Appeals to ideology aren't likely to change anyone's mind, either, former D.C. Mayor Anthony Williams said last week. Sharing a stage with Mayor Bowser, Williams described an apparent cognitive dissonance at play within many housing fights in the city's wealthier neighborhoods.
"You go to the people in Northwest [D.C.] and you say ... 'Do you believe we've got to combat climate change and global warming?' Yes. 'You believe in smart growth?' Yes. 'You think that every city should play a part?' Yes. 'You think density is a big part of this?' Yes. 'You think we should have more density down the street?' No," Williams said. "That's the problem."
Blocking Opposition Before It Starts
As far as Bowser's top planner is concerned, the same old arguments against new housing are no longer welcome.
"In the past, it's been OK for people to say, 'Well, I believe in [density and affordable housing], but not here,' " says Andrew Trueblood, who heads D.C.'s Office of Planning. "And what we're saying is, as soon as you say 'but' — as soon as you start qualifying it — then you're not fully living up to what we think we need as a city."
At the mayor's request, a panel of experts recently produced a list of recommendations for how to do that. The panel, assembled by the Urban Land Institute, advised city officials to consider soft measures like educating residents about the history of racism in land use, or even starting a book club centered on texts like The Color of Law and The New Jim Crow.
But the panel also suggested more assertive means of stopping anti-development efforts before they gain momentum. The city should consider modifying the historic preservation process, the panel said, which "is being used as a tool to block and slow development;" update zoning regulations to limit opportunities for litigation; and establish a legal defense fund to "counter the economic power of wealthy residents filing lawsuits against affordable housing."
According to Trueblood, the city is already taking steps similar to the panel's recommendations, including tweaking language in the city's Comprehensive Plan to make it harder for parties to appeal zoning decisions in court.
"Do we want to completely shut off people's due process? No," Trueblood says. "But I think there's a lot we can do."
Signs Of Change
Officials in the Virginia suburbs have been less proactive on housing than the Bowser administration, says Michelle Krocker with the Northern Virginia Affordable Housing Alliance. The political will to increase density and significantly invest in affordable housing just isn't there in places like Fairfax County, she says.
"[Fairfax officials] absolutely do not want to have this conversation. At all," Krocker says. "They're wary, because they know this is such an entrenched, embedded notion among the population."
That's why a recent vote from the Montgomery County Council was viewed by "smart growth" proponents and affordable housing advocates as an act of political courage.

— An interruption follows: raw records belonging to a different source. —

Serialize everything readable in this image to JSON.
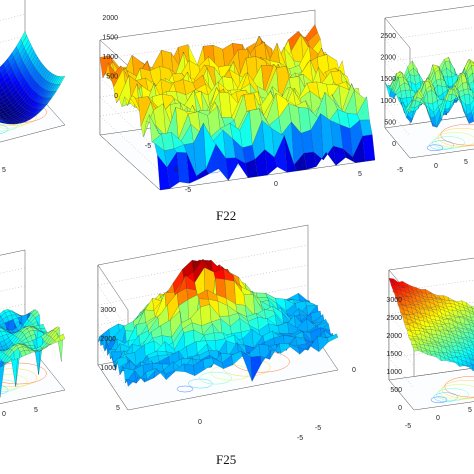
{
  "captions": {
    "f22": "F22",
    "f25": "F25"
  },
  "chart_data": [
    {
      "type": "surface",
      "panel": "top-left",
      "x_ticks": [
        "5"
      ],
      "y_ticks": [],
      "z_ticks": [],
      "colormap": "jet",
      "shape": "bowl with rising rim",
      "grid": true
    },
    {
      "type": "surface",
      "panel": "top-center",
      "title": "F22",
      "x_ticks": [
        "-5",
        "0",
        "5"
      ],
      "y_ticks": [
        "-5",
        "0"
      ],
      "z_ticks": [
        "0",
        "500",
        "1000",
        "1500",
        "2000"
      ],
      "zlim": [
        0,
        2000
      ],
      "colormap": "jet",
      "shape": "noisy plateau at ~1000-1500 dropping to 0 on front edge",
      "grid": true
    },
    {
      "type": "surface",
      "panel": "top-right",
      "x_ticks": [
        "-5",
        "0",
        "5"
      ],
      "y_ticks": [],
      "z_ticks": [
        "0",
        "500",
        "1000",
        "1500",
        "2000",
        "2500"
      ],
      "zlim": [
        0,
        2500
      ],
      "colormap": "jet",
      "shape": "multimodal wavy ridges",
      "grid": true
    },
    {
      "type": "surface",
      "panel": "bottom-left",
      "x_ticks": [
        "0",
        "5"
      ],
      "y_ticks": [],
      "z_ticks": [],
      "colormap": "jet",
      "shape": "multimodal saddle",
      "grid": true
    },
    {
      "type": "surface",
      "panel": "bottom-center",
      "title": "F25",
      "x_ticks": [
        "5",
        "0",
        "-5"
      ],
      "y_ticks": [
        "-5",
        "0"
      ],
      "z_ticks": [
        "1000",
        "2000",
        "3000"
      ],
      "zlim": [
        0,
        3000
      ],
      "colormap": "jet",
      "shape": "large central hump with noisy surrounding plain and spikes down",
      "grid": true
    },
    {
      "type": "surface",
      "panel": "bottom-right",
      "x_ticks": [
        "-5",
        "0",
        "5"
      ],
      "y_ticks": [],
      "z_ticks": [
        "0",
        "500",
        "1000",
        "1500",
        "2000",
        "2500",
        "3000"
      ],
      "zlim": [
        0,
        3000
      ],
      "colormap": "jet",
      "shape": "tilted plane rising to back-left",
      "grid": true
    }
  ]
}
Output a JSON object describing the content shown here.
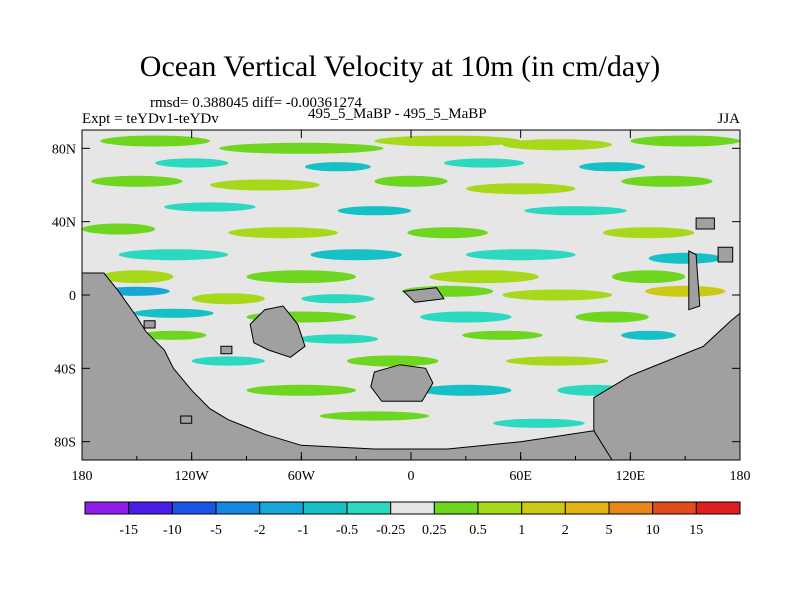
{
  "chart_data": {
    "type": "heatmap",
    "title": "Ocean Vertical Velocity at 10m (in cm/day)",
    "stats_text": "rmsd= 0.388045 diff= -0.00361274",
    "experiment_label": "Expt = teYDv1-teYDv",
    "case_label": "495_5_MaBP - 495_5_MaBP",
    "season": "JJA",
    "xlabel": "",
    "ylabel": "",
    "x_ticks": [
      {
        "value": -180,
        "label": "180"
      },
      {
        "value": -120,
        "label": "120W"
      },
      {
        "value": -60,
        "label": "60W"
      },
      {
        "value": 0,
        "label": "0"
      },
      {
        "value": 60,
        "label": "60E"
      },
      {
        "value": 120,
        "label": "120E"
      },
      {
        "value": 180,
        "label": "180"
      }
    ],
    "y_ticks": [
      {
        "value": 80,
        "label": "80N"
      },
      {
        "value": 40,
        "label": "40N"
      },
      {
        "value": 0,
        "label": "0"
      },
      {
        "value": -40,
        "label": "40S"
      },
      {
        "value": -80,
        "label": "80S"
      }
    ],
    "xlim": [
      -180,
      180
    ],
    "ylim": [
      -90,
      90
    ],
    "colorbar": {
      "levels": [
        "-15",
        "-10",
        "-5",
        "-2",
        "-1",
        "-0.5",
        "-0.25",
        "0.25",
        "0.5",
        "1",
        "2",
        "5",
        "10",
        "15"
      ],
      "colors": [
        "#8f1fe8",
        "#4a1de8",
        "#1a55e6",
        "#1787e0",
        "#17a6d8",
        "#15c0c6",
        "#2bd8c0",
        "#e6e6e6",
        "#6ed61f",
        "#a8d81a",
        "#cbc915",
        "#e3b214",
        "#e8861a",
        "#e34a1c",
        "#e21f1f"
      ]
    },
    "background_color": "#e6e6e6",
    "land_color": "#a0a0a0"
  }
}
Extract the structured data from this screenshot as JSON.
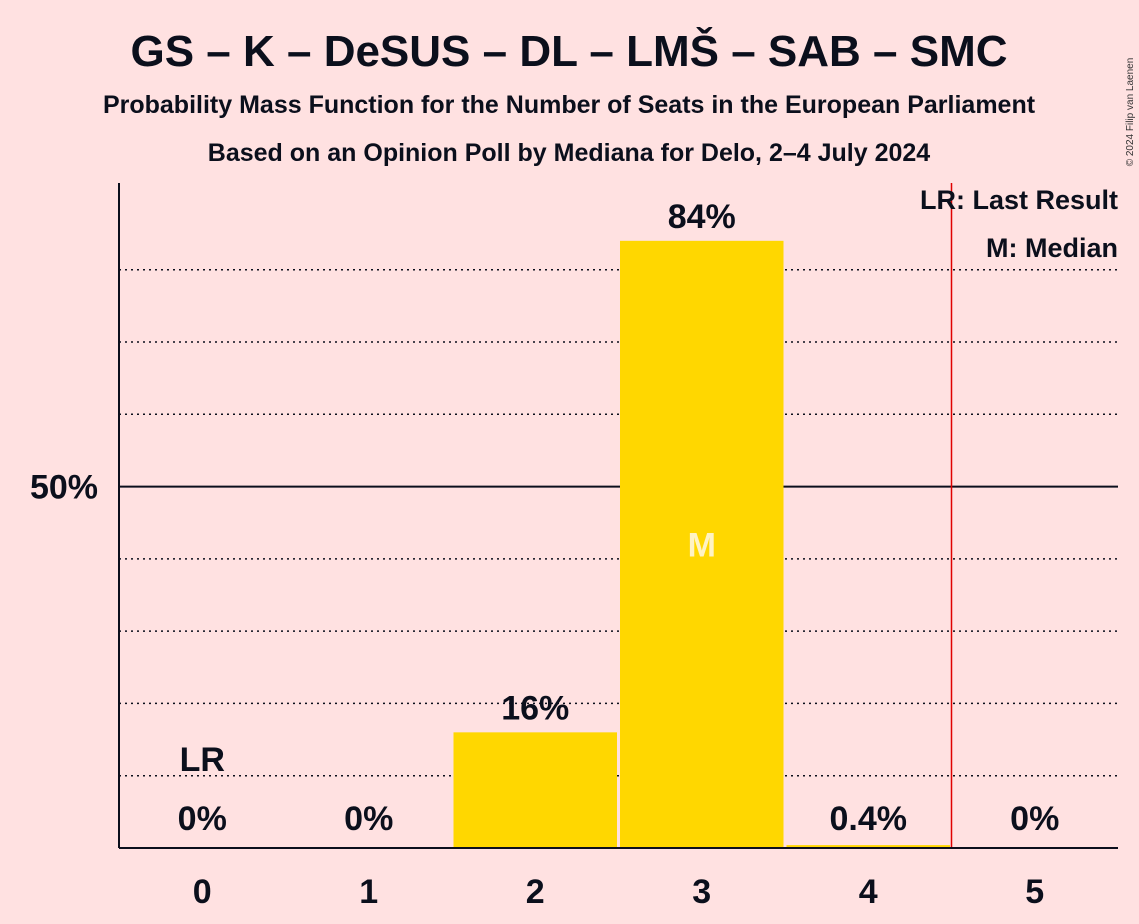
{
  "chart_data": {
    "type": "bar",
    "title": "GS – K – DeSUS – DL – LMŠ – SAB – SMC",
    "subtitle": "Probability Mass Function for the Number of Seats in the European Parliament",
    "subtitle2": "Based on an Opinion Poll by Mediana for Delo, 2–4 July 2024",
    "copyright": "© 2024 Filip van Laenen",
    "categories": [
      "0",
      "1",
      "2",
      "3",
      "4",
      "5"
    ],
    "values": [
      0,
      0,
      16,
      84,
      0.4,
      0
    ],
    "value_labels": [
      "0%",
      "0%",
      "16%",
      "84%",
      "0.4%",
      "0%"
    ],
    "ylim": [
      0,
      92
    ],
    "y_tick_label": "50%",
    "y_tick_value": 50,
    "gridlines": [
      10,
      20,
      30,
      40,
      60,
      70,
      80
    ],
    "last_result": {
      "category_index": 0,
      "label": "LR",
      "line_at": 4.5
    },
    "median": {
      "category_index": 3,
      "label": "M"
    },
    "legend": [
      "LR: Last Result",
      "M: Median"
    ],
    "legend_position": "top-right",
    "bar_color": "#FFD700",
    "last_result_line_color": "#E00000",
    "background_color": "#FFE1E1"
  }
}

The body's unanimous decision to allow more accessory dwelling units in the county — over intense objection from civic associations — is a sign that officials may be willing to take political risks to get more homes built, says Robert Goldman of the Montgomery Housing Partnership.
But it's not shame that's going to change the conversation around housing supply, he says — most likely, change will come as more leaders set ambitious housing targets and push back against their own constituents.
"D.C. is serving as an example for the rest of the region," Goldman says. "Bit by bit, that puts pressure on elected officials to do more."